The first pickup truck that crystallized the menace of the vehicle for me was the one in Easy Rider, with the gun rack. I was in college, and though several years younger than the character Dennis Hopper played, my hair was just as long and my sensibility similarly countercultural, as we called it. The shotgun blast out the window of that pickup truck, wiping out Hopper’s Billy the Kid, remains one of the grimmest and most shocking moments of violence in American film of that time, more so than the protracted and anticipated fusillade that turned Warren Beatty and Faye Dunaway into macabre spasmodic marionettes at the end of Bonnie and Clyde.
So, for starters, in my frame of reference, we have pickup truck as playpen and pickup truck as, so to speak, hearse.
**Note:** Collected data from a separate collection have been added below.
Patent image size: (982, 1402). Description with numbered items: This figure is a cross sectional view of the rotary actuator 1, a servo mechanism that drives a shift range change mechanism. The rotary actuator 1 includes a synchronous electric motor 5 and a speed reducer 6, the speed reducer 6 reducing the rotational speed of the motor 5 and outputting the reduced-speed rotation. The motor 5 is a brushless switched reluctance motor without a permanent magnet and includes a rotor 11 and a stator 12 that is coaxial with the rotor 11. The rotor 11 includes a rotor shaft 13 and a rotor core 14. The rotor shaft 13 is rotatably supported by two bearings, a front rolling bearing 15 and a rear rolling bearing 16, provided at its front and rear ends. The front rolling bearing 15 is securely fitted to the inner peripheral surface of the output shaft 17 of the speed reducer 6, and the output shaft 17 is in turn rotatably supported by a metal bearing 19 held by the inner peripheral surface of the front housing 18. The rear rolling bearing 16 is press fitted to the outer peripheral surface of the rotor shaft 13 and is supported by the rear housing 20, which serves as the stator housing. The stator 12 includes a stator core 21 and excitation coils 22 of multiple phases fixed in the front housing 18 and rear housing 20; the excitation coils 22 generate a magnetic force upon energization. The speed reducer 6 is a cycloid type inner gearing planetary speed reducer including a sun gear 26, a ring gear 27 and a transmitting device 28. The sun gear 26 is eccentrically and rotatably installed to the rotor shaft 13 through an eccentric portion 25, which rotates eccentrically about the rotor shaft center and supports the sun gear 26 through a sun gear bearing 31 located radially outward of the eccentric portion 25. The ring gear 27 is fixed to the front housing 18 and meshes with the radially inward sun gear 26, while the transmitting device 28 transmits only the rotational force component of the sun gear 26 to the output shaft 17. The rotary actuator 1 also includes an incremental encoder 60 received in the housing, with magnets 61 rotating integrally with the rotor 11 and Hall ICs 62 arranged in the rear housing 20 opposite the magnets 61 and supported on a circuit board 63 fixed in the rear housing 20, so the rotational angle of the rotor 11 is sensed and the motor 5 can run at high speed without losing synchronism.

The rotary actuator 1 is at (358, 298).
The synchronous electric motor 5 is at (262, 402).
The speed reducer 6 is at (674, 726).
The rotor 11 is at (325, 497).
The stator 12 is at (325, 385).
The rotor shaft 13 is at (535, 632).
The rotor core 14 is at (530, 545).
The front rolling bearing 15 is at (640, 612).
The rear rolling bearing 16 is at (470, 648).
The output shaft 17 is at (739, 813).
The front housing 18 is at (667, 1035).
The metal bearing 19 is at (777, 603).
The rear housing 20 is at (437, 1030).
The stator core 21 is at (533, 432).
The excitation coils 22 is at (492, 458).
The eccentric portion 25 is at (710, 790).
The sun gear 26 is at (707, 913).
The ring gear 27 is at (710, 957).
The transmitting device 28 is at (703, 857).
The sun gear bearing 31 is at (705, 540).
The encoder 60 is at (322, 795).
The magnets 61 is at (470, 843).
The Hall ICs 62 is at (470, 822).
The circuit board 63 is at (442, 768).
To end on a lighter note, in the upper right corner of this photograph you can see a bit of the rear entrance of Grasshopper off the Green, the popular Morristown pub, where we sometimes go for lunchtime story meetings (iced tea or Diet Coke all around). After hours, I’ll have a Guiness draft. Best bangers and mash with gravy I’ve had this side of Liverpool. But that’s another story.